Unlike urine samples, which are usually collected privately in a bathroom and can be swapped or altered with “clean” urine from someone else, a saliva sample for the CORE test can be collected directly from a patient’s mouth with a simple swab.  

One disadvantage of the CORE test is that the results are not immediately available, as they are with POC tests that utilize color-coded “dipsticks” that quickly change color when a drug is detected.

The saliva samples need to be shipped to a Cordant laboratory for testing and the results generally won’t be available for 48 to 72 hours. Currently the CORE test can be used to detect levels of oxycodone, hydrocodone, morphine, oxymorphone, hydromorphone, tramadol and fentanyl.

Patients Penalized After Failed Test

Laboratory testing is far more accurate than POC tests, but some doctors don’t bother ordering confirmatory lab tests if something suspicious is found in a patient’s urine. We hear regularly from readers who say their doctor became suspicious or even “fired” them after a POC test turned up something unexpected.

“Last week they had me come in to take a urine sample. A week later they called and said I failed because they found no drugs in my sample,” said one man who has been taking hydrocodone for nearly 30 years.

“The doctor now tells me they can't approve any more refills. I thought they were joking. They also told me that no one in the area could either. It's crazy and I don't know what to do. I tried not taking pain meds and nearly went insane from the sleepless nights.”

A woman who takes Percocet for her fibromyalgia pain wrote to us saying two urine tests failed to detect any opiates in her system.

“My physician of 14 years immediately interrogated me about compliance and asked if I was giving it away,” she said. “Based on the negative findings, he said he could not prescribe me any further narcotic pain relief.

“I have no idea how I will manage my pain now. This has turned into an insane circus. I feel betrayed by my physician, and the doctor-patient relationship has had its trust destroyed.”

Stripp says he cautions doctors not to jump to conclusions after a failed test.

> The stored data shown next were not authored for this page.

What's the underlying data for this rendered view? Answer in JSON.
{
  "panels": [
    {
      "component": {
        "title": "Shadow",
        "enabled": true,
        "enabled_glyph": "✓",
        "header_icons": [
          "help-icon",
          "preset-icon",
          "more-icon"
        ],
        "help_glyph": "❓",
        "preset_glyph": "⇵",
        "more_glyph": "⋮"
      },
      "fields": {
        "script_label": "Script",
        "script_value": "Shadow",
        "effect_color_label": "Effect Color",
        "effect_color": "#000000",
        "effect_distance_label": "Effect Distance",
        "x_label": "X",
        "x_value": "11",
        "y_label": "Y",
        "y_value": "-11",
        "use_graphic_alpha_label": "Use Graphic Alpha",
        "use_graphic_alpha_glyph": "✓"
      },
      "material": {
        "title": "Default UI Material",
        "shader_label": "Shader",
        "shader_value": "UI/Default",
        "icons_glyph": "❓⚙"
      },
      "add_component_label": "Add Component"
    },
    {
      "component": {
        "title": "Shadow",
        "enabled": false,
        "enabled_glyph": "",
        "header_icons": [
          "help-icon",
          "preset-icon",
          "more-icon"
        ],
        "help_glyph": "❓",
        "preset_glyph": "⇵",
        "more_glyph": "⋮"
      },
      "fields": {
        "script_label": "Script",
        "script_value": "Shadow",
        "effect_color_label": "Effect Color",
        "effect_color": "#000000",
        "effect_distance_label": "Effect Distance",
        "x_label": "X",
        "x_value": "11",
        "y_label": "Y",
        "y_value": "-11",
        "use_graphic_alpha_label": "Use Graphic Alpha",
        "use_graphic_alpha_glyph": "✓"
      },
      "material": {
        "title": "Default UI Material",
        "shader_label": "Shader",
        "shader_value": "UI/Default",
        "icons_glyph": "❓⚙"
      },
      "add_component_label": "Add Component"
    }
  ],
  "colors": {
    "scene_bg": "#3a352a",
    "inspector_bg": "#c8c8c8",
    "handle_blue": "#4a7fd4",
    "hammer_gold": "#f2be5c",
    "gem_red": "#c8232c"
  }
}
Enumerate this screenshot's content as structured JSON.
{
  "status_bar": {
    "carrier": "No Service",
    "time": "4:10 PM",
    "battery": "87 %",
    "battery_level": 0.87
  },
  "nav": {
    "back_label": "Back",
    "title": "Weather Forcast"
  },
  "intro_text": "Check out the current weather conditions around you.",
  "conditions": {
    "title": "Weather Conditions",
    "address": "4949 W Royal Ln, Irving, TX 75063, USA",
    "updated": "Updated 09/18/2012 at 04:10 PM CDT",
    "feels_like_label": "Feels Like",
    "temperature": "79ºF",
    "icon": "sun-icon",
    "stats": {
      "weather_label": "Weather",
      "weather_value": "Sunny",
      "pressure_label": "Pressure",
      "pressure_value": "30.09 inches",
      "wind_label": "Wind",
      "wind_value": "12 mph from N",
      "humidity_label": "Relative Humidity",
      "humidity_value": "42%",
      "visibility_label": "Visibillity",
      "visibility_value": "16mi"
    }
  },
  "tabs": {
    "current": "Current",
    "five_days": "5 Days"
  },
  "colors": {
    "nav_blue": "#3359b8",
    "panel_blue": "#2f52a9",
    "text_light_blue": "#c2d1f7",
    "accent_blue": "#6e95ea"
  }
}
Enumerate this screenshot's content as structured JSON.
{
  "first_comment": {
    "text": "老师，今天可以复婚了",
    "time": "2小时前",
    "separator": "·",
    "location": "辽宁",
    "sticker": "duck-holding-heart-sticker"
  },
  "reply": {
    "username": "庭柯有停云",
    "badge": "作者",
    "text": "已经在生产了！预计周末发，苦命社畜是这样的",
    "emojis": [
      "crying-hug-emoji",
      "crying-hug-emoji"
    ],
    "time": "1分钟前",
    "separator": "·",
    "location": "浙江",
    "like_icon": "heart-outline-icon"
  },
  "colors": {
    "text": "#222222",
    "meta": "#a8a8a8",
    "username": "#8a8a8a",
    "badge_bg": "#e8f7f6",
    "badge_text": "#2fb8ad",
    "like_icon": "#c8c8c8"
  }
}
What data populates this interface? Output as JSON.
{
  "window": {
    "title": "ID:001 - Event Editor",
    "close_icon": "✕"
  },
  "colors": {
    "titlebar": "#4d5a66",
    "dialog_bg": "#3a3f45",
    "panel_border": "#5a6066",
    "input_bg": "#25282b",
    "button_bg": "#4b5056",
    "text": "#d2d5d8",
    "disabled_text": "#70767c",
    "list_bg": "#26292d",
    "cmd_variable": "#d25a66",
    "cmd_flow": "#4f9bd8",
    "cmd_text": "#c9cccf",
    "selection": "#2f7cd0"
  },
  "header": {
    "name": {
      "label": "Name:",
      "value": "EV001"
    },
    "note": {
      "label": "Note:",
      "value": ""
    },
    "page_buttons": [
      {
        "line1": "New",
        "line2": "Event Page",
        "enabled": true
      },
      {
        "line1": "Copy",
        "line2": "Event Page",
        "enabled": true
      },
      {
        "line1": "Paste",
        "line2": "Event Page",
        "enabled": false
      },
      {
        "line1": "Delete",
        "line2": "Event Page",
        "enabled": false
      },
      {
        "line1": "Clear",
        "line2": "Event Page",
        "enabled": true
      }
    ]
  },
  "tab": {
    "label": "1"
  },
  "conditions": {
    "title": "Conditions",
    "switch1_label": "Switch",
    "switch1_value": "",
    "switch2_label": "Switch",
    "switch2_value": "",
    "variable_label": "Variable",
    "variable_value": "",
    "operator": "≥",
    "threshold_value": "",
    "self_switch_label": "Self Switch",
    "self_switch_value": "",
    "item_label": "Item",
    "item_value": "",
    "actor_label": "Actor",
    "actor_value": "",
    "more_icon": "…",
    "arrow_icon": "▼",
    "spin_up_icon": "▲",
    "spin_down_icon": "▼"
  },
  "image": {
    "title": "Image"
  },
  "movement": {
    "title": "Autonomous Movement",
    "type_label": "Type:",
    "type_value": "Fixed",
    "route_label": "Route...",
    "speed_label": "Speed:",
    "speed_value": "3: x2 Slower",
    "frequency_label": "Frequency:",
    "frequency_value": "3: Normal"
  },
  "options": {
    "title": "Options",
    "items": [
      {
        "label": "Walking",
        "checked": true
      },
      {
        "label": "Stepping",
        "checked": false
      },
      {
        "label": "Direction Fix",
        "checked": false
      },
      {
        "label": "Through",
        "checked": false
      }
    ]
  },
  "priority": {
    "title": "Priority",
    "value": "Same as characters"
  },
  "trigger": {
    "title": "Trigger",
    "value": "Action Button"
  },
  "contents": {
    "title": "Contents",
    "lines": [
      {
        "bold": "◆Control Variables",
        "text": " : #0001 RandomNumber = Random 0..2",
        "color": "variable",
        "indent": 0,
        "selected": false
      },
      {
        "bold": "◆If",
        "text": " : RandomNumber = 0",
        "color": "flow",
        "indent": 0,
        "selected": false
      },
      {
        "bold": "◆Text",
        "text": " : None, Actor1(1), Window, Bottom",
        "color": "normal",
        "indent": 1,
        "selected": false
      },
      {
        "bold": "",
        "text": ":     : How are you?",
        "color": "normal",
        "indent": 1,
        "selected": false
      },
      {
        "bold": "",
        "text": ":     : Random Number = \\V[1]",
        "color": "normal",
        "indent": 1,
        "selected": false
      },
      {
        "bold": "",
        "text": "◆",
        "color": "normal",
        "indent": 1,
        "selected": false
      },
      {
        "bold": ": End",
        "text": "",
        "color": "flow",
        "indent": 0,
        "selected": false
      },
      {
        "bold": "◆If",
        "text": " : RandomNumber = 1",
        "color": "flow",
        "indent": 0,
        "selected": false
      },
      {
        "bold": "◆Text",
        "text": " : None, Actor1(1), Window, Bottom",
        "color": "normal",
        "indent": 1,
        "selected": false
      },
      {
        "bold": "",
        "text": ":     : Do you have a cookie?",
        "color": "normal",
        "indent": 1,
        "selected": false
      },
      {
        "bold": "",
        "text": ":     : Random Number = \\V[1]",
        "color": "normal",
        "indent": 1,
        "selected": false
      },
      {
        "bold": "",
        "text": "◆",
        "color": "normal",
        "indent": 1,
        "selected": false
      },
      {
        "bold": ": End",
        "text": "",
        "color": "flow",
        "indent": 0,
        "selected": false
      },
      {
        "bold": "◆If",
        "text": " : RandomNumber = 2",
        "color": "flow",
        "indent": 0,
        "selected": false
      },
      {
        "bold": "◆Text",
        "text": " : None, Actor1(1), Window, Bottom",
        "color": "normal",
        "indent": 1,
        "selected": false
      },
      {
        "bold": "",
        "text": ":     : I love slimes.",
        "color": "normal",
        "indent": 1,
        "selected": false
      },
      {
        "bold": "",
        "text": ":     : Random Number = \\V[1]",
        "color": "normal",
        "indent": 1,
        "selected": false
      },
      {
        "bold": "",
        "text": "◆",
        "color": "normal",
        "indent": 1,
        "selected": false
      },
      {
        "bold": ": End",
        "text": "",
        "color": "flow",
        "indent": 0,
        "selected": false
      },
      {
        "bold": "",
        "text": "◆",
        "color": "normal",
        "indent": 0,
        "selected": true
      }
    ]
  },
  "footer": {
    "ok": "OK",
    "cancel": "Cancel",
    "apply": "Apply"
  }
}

“If you don’t do the laboratory confirmation test, from a legal perspective you can’t say with reasonable certainty that the test actually contains or doesn’t contain the material it was tested for,” he said.

“You never want to accuse a patient of aberrant behavior if you have an inconsistent result, because there are other reasons why you could have inconsistent results. It could be there are differences in metabolism or they could have a health issue that may be causing the problem. Or there may be a drug interaction.”

Another reader who is on probation was given a urine test that showed he was positive for fentanyl.

"After a nightmare trying to keep myself out of jail, they allowed me to go to a hospital for another urine and blood tests. Both came back 100% negative! The second tests were taken an hour after the first," he wrote. "The judge accepted the hospitals tests and I am free, but this should not be happening."

The CDC’s opioid prescribing guidelines encourage doctors to conduct urine tests on patients before starting opioid therapy and at least once a year afterward. But they explicitly warn against dropping a patient after a failed test.

 "Clinicians should not dismiss patients from care based on a urine drug test result because this could constitute patient abandonment and could have adverse consequences for patient safety, potentially including the patient obtaining opioids from alternative sources," the guidelines state.

How common is patient abandonment? In a recent survey by Pain News Network and the International Pain Foundation, 20 percent of doctors and healthcare providers said they had discharged a patient who failed a drug test in the past year.  And about 4 percent of the patients surveyed said they had been fired by a doctor over a failed test.